A loira remexeu-se na cama,
livrando-se do lençol barato. Ainda dormindo, murmurou um "vai te foder" bem
nítido e orientou para ele, outra vez, o bigodinho delator, tão mais negro que a cabeleira à
Farrah Fawcett. Ainda brigava com seus demônios.

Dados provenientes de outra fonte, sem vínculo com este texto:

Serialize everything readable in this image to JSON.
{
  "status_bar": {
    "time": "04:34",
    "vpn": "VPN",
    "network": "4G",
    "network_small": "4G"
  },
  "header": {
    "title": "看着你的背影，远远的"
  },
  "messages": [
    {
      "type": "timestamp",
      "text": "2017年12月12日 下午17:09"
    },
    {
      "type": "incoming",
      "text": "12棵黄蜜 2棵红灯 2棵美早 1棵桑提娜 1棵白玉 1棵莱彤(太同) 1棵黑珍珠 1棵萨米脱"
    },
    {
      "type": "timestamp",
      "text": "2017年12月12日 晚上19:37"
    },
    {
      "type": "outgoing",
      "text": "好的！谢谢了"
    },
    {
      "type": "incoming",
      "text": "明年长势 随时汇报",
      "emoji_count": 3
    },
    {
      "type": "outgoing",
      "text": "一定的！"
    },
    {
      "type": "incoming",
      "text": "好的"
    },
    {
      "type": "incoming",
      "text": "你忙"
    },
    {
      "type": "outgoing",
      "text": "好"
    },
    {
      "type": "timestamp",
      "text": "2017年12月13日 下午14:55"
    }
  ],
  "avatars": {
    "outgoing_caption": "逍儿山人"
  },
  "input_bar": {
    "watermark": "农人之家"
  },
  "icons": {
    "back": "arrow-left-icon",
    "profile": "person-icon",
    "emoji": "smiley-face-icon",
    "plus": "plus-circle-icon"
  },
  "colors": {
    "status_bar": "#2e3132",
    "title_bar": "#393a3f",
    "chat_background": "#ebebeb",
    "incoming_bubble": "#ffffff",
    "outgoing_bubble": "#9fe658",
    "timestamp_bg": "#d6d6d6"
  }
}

Ariovaldo lavou o rosto e as mãos. O sábado,
para ele, era dia de trabalho, e este prometia ser longo, após a noite mal
dormida. No esforço de ajeitar os cabelos com seu pente banguela, achou que estava ficando
mais grisalho. Ele também já parecia mais com uma lanhada Kombi de carretos do
que com um carro de passeio. Entendeu que precisava livrar-se daquela velharia
de pente e do espelho borrado. Renovar o possível, pois os cabelos brancos ele
jamais pintaria. Não estava para falsificações. Pegou seu traje de mecânico,
pendurado no gancho atrás da porta, e vestiu. Sem cuecas, como preferia. Na
gaveta da mesinha de cabeceira, encontrou papel; no bolso do macacão, uma
caneta Bic. Deixou o bilhete sobre a tampa do vaso, pois ali era certo que ela
encontraria.
“Delurdes,
Fui comprar um pistão na Azenha. Na
volta, trago pão e neosaldina.
Ariovaldo”
Não sabia bem como escrever o nome
verdadeiro dela. Mas chamá-la de Januária era coisa do passado. Para amansar a
fera, desenhou, ao lado dele, um coraçãozinho. Talvez, ao acordar, ela nem se
lembrasse de nada.
Depois, acendeu um cigarro e saiu,
evitando ruídos. Pensou que aquele modelito nazistoide de pentelhos, ao seu
tempo, teria que ser negociado. Como aquele furor pela cachaça.